Jassim Al Khaja K A, Sequeira R P, Mathur V S
College of Medicine and Medical Sciences, Arabian Gulf University, Bahrain.
Int J Clin Pharmacol Ther. 2000 Dec;38(12):568-80. doi: 10.5414/cpp38568.
To explore the prescribing pattern and rationale of antihypertensive combination drug therapy at the level of primary health care centers; and to analyze the extent of physicians' adherence to dosage range of antihypertensives in combination regimens as recommended by Guidelines Subcommittee of WHO/ISH 1999.
SUBJECTS, MATERIAL AND METHODS: A prescribing survey of antihypertensive combination regimens among patients with uncomplicated essential hypertension was conducted in 7 out of a total of 18 health centers in Bahrain. The relevant data for our study was collected using cards designed for chronically ill patients.
A total of 2414 hypertensive patients (62.9%), of a 3838 study population, were on monotherapy, whereas 1414 (37.1%) were on antihypertensive combination therapy.
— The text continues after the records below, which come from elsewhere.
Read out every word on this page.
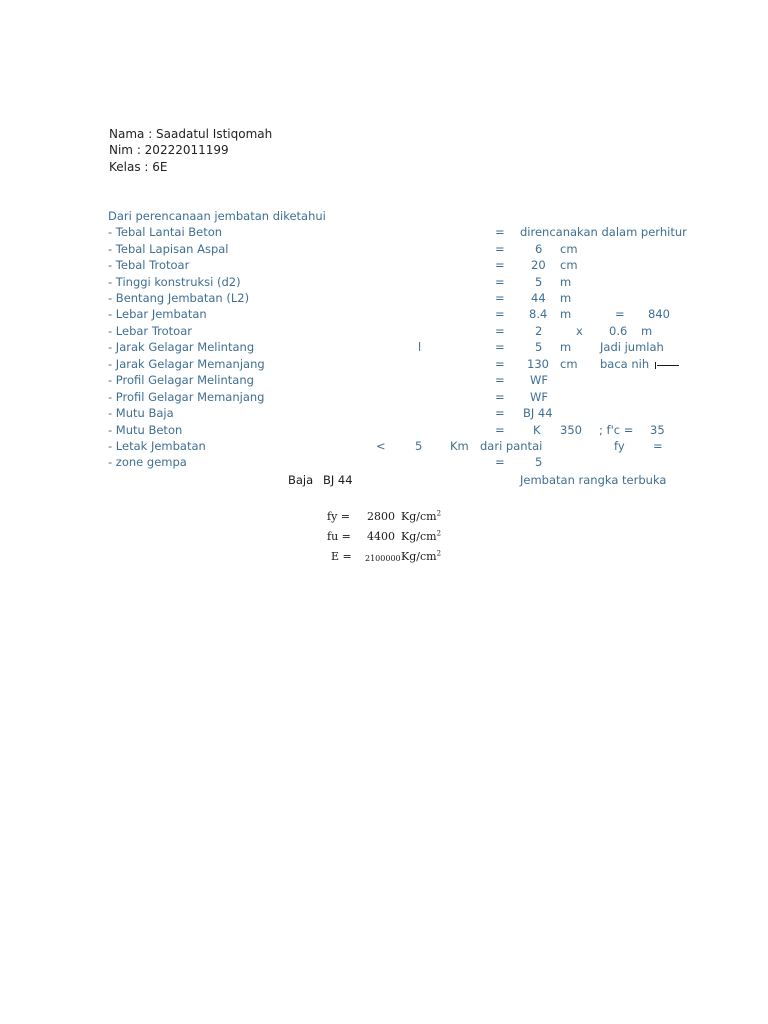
Nama : Saadatul Istiqomah
Nim : 20222011199
Kelas : 6E
Dari perencanaan jembatan diketahui
- Tebal Lantai Beton	= direncanakan dalam perhitur
- Tebal Lapisan Aspal	=	6 cm
- Tebal Trotoar	= 20 cm
- Tinggi konstruksi (d2)	=	5 m
- Bentang Jembatan (L2)	= 44 m
- Lebar Jembatan	= 8.4 m	= 840
- Lebar Trotoar	=	2	x 0.6 m
- Jarak Gelagar Melintang	l	=	5 m	Jadi jumlah
- Jarak Gelagar Memanjang	= 130 cm baca nih
- Profil Gelagar Melintang	= WF
- Profil Gelagar Memanjang	= WF
- Mutu Baja	= BJ 44
- Mutu Beton	= K 350 ; f'c = 35
- Letak Jembatan	<	5 Km dari pantai	fy =
- zone gempa	=	5
Baja BJ 44	Jembatan rangka terbuka
fy = 2800 $Kg/cm^2$
fu = 4400 $Kg/cm^2$
E = 2100000 $Kg/cm^2$
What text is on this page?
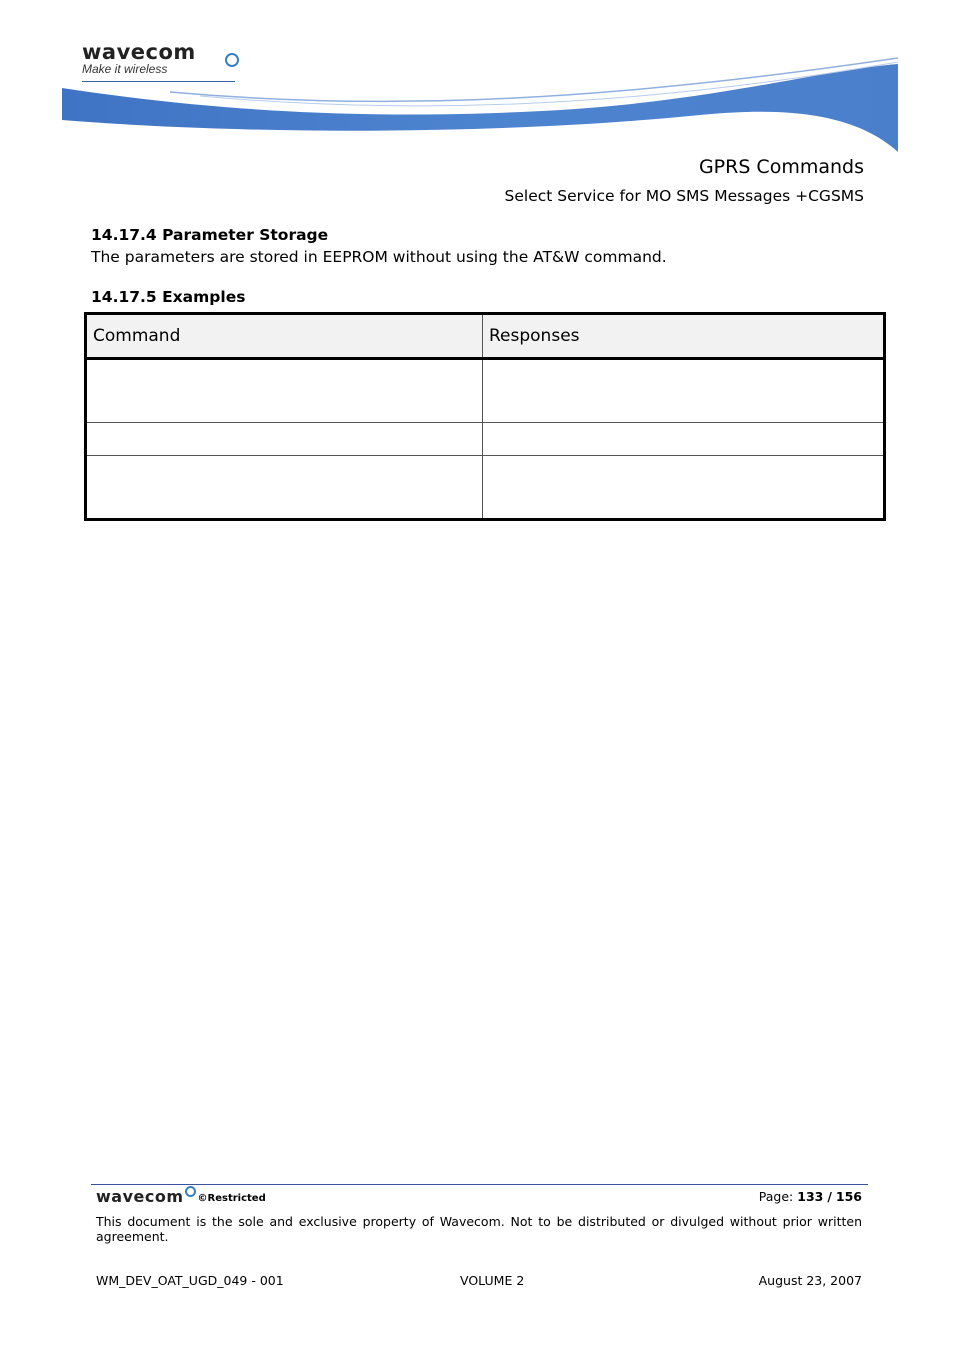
wavecom
Make it wireless
GPRS Commands
Select Service for MO SMS Messages +CGSMS
14.17.4 Parameter Storage
The parameters are stored in EEPROM without using the AT&W command.
14.17.5 Examples
Command	Responses

wavecom ©Restricted	Page: 133 / 156
This document is the sole and exclusive property of Wavecom. Not to be distributed or divulged without prior written agreement.
WM_DEV_OAT_UGD_049 - 001	VOLUME 2	August 23, 2007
Among those who were treated with drug combinations, 85.1% (n = 1212) received two-drug, 14.2% (n = 202) received three-drug and four- and five-drug regimens were used by 0.6% and 0.07%, respectively. Prescription analysis revealed that 17 different two- and three-antihypertensive drug combinations were prescribed for each category. The four major two-drug regimens were ranked in the following order: a beta-blocker with a diuretic (40.4%) used more frequently in females than in males (p < 0.0001), a beta-blocker with a calcium channel blocker (19.7%), a beta-blocker with an ACE inhibitor (12.8%) and a diuretic with an ACE inhibitor (7.3%) - used more frequently in males than in females (p = 0.001, 0.01, and 0.028, respectively). The most frequently prescribed three-drug regimens were diuretic and a beta-blocker plus either an ACE inhibitor (30.7%) or a calcium channel blocker (22.3%), beta-blocker plus an ACE inhibitor and a calcium channel blocker (16.3%), and a diuretic plus an ACE inhibitor and a calcium channel blocker (11.4%). There was no gender-related difference among triple-drug regimens. There was a trend towards using high doses of the beta-blocker atenolol, ACE inhibitors and methyldopa.
The prescribing patterns of some practising physicians were analyzed in terms of conformity with guidelines of combination of drugs and dosages. The use of antihypertensive combination therapy and the doses of individual drugs in combination regimens seem to be partly non-compliant with guidelines issued by WHO recommendations; this is illustrated by excessive prescription of some irrational combinations, as well as limited prescription of some rational combinations. In addition, a tendency to use high doses of certain classes of antihypertensive combinations was observed.
探讨基层医疗中心抗高血压联合药物治疗的处方模式及依据;分析医生对世界卫生组织/国际高血压学会1999年指南小组委员会推荐的联合治疗方案中抗高血压药物剂量范围的遵循程度。
对象、材料与方法:在巴林18个医疗中心中的7个,对无并发症原发性高血压患者的抗高血压联合治疗方案进行了处方调查。我们研究的相关数据通过为慢性病患者设计的卡片收集。
在3838名研究对象中,共有2414名高血压患者(62.9%)接受单药治疗,而1414名(37.1%)接受抗高血压联合治疗。在接受联合用药治疗的患者中,85.1%(n = 1212)接受两药联合治疗,14.2%(n = 202)接受三药联合治疗,接受四药和五药联合治疗的分别占0.6%和0.07%。处方分析显示,每类中开出了17种不同的两药和三药抗高血压药物组合。四种主要的两药联合治疗方案按以下顺序排列:β受体阻滞剂与利尿剂联合(40.4%),女性使用频率高于男性(p < 0.0001);β受体阻滞剂与钙通道阻滞剂联合(19.7%);β受体阻滞剂与ACE抑制剂联合(12.8%);利尿剂与ACE抑制剂联合(7.3%),男性使用频率高于女性(分别为p = 0.001、0.01和0.028)。最常开出的三药联合治疗方案是利尿剂与β受体阻滞剂加ACE抑制剂(30.7%)或钙通道阻滞剂(22.3%)、β受体阻滞剂加ACE抑制剂和钙通道阻滞剂(16.3%)、利尿剂加ACE抑制剂和钙通道阻滞剂(11.4%)。三药联合治疗方案中无性别差异。存在使用高剂量阿替洛尔、ACE抑制剂和甲基多巴的趋势。
根据药物联合使用及剂量的指南,分析了部分执业医生的处方模式。抗高血压联合治疗的使用以及联合治疗方案中各药物的剂量似乎部分不符合世界卫生组织建议发布的指南;一些不合理组合的过度处方以及一些合理组合的有限处方说明了这一点。此外,观察到使用某些类抗高血压联合药物高剂量的趋势。